Dirk Nowitzki key to this season, beyond

DALLAS -- Has Dirk Nowitzki's decline begun?

That's a question that gets asked when the 33-year-old face of the Dallas Mavericks' franchise struggles mightily by his Hall of Fame standards for the first quarter of the season and doesn't play for a week so he can go through a personal training camp to get his sore right knee and the rest of his body ready for the NBA grind.

"Yeah, he's just done," owner Mark Cuban said, his voice dripping sarcasm and a dose of disgust as he dismisses the idea that the Mavs' magical run to the 2011 championship marked the end of Nowitzki's prime. "We're afraid to admit it to ourselves, but he's just done."

Nobody with a basketball IQ higher than Nowitzki's scoring average -- down to 17.5 points so far this season, the lowest since his second season -- would suggest that Dirk is done. It's silly to discredit a decade-long All-Star, who earned the Finals MVP award only seven months ago, due to a subpar 16-game stretch under uniquely difficult circumstances.

But the question is whether Nowitzki can continue being an All-NBA force, a go-to guy on a legitimate contender, much more than just a good player.

That isn't necessarily a slam dunk for the 7-footer. Just look at the two men who have been Nowitzki's peers as the game's best power forwards of this generation.

San Antonio's Tim Duncan and Boston's Kevin Garnett are still very good, but they aren't the dominant players that they were for so long. They haven't been since around the time they passed the 40,000-minute mark in their NBA careers, including playoffs, a barrier Nowitzki broke en route to finally earning his first championship ring last season.

"I still feel like I can play at this level for a couple of more years," Nowitzki said. And that's the consensus opinion for a franchise that owes him the majority of a four-year, $80 million contract he signed a couple of summers ago.

Of course, the Mavs also don't want to find out just how long Nowitzki can carry a contender. That's why Cuban and president of basketball operations Donnie Nelson have carefully carved out space under the salary cap to sign a superstar -- or possibly two -- after this season.

But the chances of landing Deron Williams and/or Dwight Howard could depend, in part, on how well Nowitzki plays the remainder of this season and especially in the playoffs. After all, the major attraction for an elite free agent to the Mavs would be the opportunity to join an all-time great who was still playing at an elite level and would be perfectly fine with playing second (or third) fiddle.

(A couple of quick asides: If Carlos Boozer was a killer pick-and-pop partner with Williams, how do you think Dirk would do in that role? If Ryan Anderson is lighting it up as a spot-up shooter against Dwight-focused defenses, how do you think Dirk would do in that role?)

Back to the more immediate future: The Mavs need Dirk to be one of the league's elite, at least during the playoffs, to have a realistic chance to defend their title this season.

This week off was basically preventative maintenance to make sure Nowitzki can get to that point after surviving a compressed season that is especially hard on high-mileage legs. Actually, coach Rick Carlisle bristles at the term "week off," pointing out that Nowitzki has been on a two-a-day grind, lifting weights, conditioning and working on aspects of his game that have been subpar so far this season, such as making off-the-dribble moves.

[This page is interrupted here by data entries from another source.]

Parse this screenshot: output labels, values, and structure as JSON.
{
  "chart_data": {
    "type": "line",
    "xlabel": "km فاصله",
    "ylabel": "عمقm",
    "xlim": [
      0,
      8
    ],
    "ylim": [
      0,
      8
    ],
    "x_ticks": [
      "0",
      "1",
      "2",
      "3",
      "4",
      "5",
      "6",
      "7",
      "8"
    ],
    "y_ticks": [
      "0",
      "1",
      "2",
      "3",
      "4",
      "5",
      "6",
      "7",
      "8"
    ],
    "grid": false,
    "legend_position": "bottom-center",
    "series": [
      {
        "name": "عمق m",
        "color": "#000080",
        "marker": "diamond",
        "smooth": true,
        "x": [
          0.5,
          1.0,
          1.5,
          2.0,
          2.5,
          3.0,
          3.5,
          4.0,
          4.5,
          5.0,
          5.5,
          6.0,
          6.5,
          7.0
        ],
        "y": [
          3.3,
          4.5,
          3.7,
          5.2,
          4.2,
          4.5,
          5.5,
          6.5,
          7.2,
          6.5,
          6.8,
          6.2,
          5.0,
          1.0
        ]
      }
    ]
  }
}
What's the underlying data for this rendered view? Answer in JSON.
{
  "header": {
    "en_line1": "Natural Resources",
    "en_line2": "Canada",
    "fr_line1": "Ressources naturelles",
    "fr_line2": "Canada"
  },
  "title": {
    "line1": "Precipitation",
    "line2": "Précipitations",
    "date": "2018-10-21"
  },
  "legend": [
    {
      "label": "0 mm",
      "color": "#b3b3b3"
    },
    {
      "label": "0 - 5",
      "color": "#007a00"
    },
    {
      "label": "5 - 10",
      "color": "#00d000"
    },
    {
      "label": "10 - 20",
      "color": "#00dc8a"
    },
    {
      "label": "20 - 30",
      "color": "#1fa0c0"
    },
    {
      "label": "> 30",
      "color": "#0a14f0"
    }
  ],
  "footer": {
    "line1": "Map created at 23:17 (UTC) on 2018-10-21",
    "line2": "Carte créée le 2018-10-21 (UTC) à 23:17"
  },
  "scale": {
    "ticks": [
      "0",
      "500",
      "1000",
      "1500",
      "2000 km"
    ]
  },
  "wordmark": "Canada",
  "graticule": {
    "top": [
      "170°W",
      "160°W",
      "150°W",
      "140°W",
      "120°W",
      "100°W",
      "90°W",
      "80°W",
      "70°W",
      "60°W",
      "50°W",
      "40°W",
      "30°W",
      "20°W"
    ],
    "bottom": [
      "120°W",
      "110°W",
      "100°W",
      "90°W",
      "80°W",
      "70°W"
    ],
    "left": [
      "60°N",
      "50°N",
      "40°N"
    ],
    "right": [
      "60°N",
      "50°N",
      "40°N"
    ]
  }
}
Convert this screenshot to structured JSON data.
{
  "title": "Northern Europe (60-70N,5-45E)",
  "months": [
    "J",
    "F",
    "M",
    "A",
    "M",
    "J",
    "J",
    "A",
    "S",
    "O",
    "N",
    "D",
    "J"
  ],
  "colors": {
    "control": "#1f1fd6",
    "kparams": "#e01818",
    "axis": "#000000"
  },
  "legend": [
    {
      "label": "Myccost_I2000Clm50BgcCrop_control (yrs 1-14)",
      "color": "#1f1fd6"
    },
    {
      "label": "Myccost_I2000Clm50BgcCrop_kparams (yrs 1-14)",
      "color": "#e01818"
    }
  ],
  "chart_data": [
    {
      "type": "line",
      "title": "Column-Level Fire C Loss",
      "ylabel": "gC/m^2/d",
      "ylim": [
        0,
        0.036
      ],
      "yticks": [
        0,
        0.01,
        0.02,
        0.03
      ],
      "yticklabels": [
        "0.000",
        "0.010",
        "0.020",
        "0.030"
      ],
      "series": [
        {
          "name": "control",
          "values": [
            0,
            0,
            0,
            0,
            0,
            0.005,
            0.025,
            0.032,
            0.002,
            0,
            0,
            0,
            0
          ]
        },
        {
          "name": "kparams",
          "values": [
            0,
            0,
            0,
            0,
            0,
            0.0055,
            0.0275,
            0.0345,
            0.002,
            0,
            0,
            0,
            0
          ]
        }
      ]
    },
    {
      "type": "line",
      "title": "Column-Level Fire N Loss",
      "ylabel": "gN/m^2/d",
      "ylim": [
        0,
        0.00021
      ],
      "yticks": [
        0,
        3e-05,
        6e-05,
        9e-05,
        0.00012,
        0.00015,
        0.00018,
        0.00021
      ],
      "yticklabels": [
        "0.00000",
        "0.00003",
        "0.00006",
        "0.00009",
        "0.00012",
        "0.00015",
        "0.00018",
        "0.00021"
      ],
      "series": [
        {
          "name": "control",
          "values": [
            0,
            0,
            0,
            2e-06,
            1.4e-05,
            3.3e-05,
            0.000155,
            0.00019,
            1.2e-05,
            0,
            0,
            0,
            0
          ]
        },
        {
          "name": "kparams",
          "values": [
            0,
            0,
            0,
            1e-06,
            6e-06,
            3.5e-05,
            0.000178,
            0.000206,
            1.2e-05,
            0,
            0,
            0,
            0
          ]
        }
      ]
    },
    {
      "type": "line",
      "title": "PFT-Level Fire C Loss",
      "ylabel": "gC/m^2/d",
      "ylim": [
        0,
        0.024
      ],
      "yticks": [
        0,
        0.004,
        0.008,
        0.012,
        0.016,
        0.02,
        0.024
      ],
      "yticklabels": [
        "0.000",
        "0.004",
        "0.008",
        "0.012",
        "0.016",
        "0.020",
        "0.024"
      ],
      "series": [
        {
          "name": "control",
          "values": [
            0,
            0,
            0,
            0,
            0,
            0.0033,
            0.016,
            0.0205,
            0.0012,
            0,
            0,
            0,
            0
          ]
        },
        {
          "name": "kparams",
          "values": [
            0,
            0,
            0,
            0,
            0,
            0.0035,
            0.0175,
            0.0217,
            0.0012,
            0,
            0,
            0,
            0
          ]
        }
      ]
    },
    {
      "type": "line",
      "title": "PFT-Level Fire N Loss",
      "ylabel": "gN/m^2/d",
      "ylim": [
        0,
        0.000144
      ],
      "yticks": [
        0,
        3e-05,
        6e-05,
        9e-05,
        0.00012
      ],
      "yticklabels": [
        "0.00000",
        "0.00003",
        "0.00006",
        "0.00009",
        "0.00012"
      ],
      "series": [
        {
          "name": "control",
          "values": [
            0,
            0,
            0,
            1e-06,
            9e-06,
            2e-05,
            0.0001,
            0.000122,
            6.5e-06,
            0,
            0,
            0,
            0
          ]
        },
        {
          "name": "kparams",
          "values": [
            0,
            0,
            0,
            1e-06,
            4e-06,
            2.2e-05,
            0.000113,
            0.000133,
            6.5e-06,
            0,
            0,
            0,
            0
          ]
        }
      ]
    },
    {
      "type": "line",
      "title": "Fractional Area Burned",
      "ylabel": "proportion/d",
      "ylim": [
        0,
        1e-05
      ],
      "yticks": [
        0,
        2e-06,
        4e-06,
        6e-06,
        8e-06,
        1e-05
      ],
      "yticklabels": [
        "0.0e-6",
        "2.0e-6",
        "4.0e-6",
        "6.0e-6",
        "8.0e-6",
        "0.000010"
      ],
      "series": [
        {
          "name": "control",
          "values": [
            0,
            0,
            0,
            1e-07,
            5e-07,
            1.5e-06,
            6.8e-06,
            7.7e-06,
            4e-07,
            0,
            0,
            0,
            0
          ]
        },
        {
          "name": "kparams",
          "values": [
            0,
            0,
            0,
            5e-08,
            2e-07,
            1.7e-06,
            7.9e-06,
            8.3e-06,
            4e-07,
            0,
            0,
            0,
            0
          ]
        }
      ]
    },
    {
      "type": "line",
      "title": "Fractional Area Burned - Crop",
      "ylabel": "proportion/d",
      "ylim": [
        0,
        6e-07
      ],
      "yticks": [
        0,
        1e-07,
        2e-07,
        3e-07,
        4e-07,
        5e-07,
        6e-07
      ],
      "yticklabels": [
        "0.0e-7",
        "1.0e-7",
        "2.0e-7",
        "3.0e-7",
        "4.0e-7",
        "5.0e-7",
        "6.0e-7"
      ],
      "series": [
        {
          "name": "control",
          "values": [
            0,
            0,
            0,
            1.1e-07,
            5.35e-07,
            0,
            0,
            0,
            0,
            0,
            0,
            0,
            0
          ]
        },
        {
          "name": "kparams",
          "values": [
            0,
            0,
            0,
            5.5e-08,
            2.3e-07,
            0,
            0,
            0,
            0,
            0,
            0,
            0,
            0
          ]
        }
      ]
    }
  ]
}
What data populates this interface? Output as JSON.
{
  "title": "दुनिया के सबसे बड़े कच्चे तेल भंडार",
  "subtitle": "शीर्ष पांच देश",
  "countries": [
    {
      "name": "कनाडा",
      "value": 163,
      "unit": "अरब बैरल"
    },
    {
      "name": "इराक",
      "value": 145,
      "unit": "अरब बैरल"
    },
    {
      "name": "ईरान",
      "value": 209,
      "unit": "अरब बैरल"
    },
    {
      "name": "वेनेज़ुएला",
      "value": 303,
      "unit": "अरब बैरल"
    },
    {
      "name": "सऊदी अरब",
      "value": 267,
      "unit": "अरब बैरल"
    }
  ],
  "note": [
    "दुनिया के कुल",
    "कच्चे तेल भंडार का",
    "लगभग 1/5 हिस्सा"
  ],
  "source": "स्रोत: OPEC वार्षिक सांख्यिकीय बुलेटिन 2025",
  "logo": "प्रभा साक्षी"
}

It's likely that Nowitzki will have another layoff at some point before the playoffs, as will likely be the case with Jason Kidd and other Mavs veterans.

But the Mavs don't consider Nowitzki's knee, which he said Thursday feels much better, a long-term concern. Unlike Duncan and Garnett, he's never had knee surgery, and the MRIs keep coming back clean. The Mavs' medical staff has told the decision-makers in Dallas that the soreness is a symptom of Nowitzki not being nearly as prepared as usual for the beginning of the season because of an interrupted offseason routine and the abbreviated post-lockout training camp.

Nowitzki also has the kind of game that ought to age well. He has never relied on ridiculous explosiveness or leaping ability.

That definitely differentiates him from Garnett, who happens to be the only guy Nowitzki memorably beat with a drive this season, blowing by the former defensive player of the year for a game-winning and-1 layup in Boston.

Nowitzki completed his offensive arsenal by developing a post-up game and the ability to create off the dribble when defenders get in his grill, but his claim to fame has always been his sweet shooting stroke.

"When I was 20," Nowitzki said, "I played like a 40-year-old."

The Mavs believe Nowitzki can play that way at an elite level at least through his mid-30s, hopefully with a little lighter workload once some superstar help arrives in the summer. And they're counting on the Finals MVP to revert to form the rest of this season, or at least when it matters most.

Tim MacMahon covers the Mavericks for ESPNDallas.com.